Le Nazioni Unite l’avrebbero spuntata: il negoziato alla fine del mese tra governo ufficiale yemenita e movimento ribelle Houthi dovrebbe partire. Il condizionale è d’obbligo: da un anno ogni tentativo di dialogo è naufragato per le precondizioni poste dalle due parti.

Ieri il governo del presidente Hadi ha annunciato l’intenzione di recarsi a Ginevra per discutere della risoluzione 2216 del Consiglio di Sicurezza, ovvero il ritiro degli Houthi dai territori occupati da settembre 2014 e l’abbandono delle armi. L’apertura giunge dopo che lo stesso movimento sciita aveva accettato di rispettare quanto previsto dalla risoluzione. A monte le difficoltà incontrate sul campo di battaglia: sebbene abbiano resistito per mesi ai raid della coalizione guidata dall’Arabia saudita, nelle ultime settimane il lancio dell’operazione via terra da parte di Riyadh ha costretto gli Houthi al ritiro da cinque province meridionali, tra cui la strategica Aden.
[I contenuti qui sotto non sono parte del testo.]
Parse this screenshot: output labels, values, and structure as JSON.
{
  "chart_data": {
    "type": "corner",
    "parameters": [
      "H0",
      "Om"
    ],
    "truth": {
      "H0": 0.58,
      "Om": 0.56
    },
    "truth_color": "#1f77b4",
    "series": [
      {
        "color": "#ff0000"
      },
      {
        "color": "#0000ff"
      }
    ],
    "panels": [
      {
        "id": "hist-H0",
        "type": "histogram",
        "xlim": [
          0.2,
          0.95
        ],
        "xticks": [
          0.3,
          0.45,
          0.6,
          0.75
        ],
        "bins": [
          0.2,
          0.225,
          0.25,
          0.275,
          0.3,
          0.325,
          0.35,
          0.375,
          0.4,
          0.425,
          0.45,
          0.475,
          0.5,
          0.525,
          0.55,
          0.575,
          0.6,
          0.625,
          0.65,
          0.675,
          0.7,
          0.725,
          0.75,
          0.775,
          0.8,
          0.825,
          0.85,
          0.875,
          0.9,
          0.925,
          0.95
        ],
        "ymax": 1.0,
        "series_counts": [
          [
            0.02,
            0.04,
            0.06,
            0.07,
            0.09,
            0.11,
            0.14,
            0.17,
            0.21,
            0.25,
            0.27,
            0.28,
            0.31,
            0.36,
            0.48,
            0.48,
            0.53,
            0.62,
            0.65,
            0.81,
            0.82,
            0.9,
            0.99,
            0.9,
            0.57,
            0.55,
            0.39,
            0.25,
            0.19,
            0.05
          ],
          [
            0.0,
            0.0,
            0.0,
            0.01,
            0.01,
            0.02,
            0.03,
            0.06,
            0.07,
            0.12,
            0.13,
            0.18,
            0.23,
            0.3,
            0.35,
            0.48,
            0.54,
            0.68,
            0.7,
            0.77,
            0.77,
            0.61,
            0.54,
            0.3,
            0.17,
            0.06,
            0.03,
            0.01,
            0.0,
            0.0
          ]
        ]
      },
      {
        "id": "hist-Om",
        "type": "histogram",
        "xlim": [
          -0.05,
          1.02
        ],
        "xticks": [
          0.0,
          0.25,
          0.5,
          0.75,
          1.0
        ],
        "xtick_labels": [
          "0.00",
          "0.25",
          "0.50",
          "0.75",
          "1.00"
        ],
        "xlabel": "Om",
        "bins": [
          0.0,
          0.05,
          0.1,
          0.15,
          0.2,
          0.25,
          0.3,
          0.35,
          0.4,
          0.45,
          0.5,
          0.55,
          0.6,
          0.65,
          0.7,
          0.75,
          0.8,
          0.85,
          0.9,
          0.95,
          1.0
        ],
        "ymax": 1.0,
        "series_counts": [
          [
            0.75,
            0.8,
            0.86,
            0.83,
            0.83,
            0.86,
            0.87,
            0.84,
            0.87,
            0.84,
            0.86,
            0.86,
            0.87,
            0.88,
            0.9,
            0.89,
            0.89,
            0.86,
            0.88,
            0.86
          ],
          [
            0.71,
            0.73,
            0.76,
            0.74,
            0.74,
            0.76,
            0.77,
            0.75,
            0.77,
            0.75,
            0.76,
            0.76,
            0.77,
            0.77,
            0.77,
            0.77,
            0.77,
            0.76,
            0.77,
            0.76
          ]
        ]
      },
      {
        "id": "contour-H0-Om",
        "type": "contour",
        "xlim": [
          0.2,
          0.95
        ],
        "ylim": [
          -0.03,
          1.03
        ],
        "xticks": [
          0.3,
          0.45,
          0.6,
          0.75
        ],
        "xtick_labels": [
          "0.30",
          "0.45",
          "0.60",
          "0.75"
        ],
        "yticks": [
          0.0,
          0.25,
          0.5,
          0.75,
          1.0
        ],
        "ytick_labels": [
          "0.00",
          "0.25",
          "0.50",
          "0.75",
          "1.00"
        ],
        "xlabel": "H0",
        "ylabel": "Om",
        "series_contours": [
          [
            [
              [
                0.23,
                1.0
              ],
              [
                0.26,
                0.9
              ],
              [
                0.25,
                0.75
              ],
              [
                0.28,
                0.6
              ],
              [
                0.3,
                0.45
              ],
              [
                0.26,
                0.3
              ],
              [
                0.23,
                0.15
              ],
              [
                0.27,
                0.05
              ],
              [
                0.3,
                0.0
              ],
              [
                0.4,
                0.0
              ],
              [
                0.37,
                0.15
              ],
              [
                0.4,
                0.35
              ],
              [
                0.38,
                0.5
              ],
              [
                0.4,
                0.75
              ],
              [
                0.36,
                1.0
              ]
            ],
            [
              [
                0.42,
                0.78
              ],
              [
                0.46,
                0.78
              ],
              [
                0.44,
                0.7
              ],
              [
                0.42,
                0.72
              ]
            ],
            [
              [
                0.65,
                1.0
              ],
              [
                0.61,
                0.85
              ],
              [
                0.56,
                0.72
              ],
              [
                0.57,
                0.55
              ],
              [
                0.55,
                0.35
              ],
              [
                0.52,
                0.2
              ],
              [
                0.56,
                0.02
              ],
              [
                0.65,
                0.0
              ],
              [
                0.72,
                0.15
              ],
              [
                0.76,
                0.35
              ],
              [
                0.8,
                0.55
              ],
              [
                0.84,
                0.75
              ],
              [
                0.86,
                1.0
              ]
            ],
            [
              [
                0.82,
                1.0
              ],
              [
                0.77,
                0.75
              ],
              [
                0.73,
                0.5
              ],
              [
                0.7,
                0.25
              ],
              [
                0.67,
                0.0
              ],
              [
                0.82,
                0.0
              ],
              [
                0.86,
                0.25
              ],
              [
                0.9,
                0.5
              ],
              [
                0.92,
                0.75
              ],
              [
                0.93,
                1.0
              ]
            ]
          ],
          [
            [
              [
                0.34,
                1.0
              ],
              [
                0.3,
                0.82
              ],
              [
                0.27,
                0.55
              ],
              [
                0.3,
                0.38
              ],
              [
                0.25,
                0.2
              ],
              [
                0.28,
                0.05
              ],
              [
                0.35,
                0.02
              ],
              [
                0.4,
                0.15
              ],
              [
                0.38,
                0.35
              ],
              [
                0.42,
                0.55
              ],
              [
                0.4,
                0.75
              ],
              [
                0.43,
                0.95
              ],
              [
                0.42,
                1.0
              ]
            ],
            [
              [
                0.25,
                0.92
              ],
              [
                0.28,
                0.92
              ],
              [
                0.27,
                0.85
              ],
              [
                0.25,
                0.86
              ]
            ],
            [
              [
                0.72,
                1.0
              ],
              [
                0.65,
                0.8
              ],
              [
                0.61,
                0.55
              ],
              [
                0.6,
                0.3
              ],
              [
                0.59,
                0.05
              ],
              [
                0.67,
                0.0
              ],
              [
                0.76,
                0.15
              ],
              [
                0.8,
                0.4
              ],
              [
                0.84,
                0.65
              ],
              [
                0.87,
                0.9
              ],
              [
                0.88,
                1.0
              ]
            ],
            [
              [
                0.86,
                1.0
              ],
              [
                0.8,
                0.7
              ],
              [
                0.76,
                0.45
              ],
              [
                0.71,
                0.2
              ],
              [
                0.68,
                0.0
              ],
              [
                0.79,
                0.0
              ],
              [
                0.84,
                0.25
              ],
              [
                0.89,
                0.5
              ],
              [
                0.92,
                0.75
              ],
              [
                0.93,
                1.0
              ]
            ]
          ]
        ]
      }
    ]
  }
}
All’operazione si sono aggiunti sabato 300 soldati sudanesi, sbarcati nel porto di Aden «per aiutare a mantenere la sicurezza nella città contro gli Houthi e [l’ex presidente] Saleh». Perché nonostante il ritiro Houthi la sicurezza non c’è ancora. E l’Arabia saudita resta invischiata in una guerra da cui non riesce ad uscire vincitrice.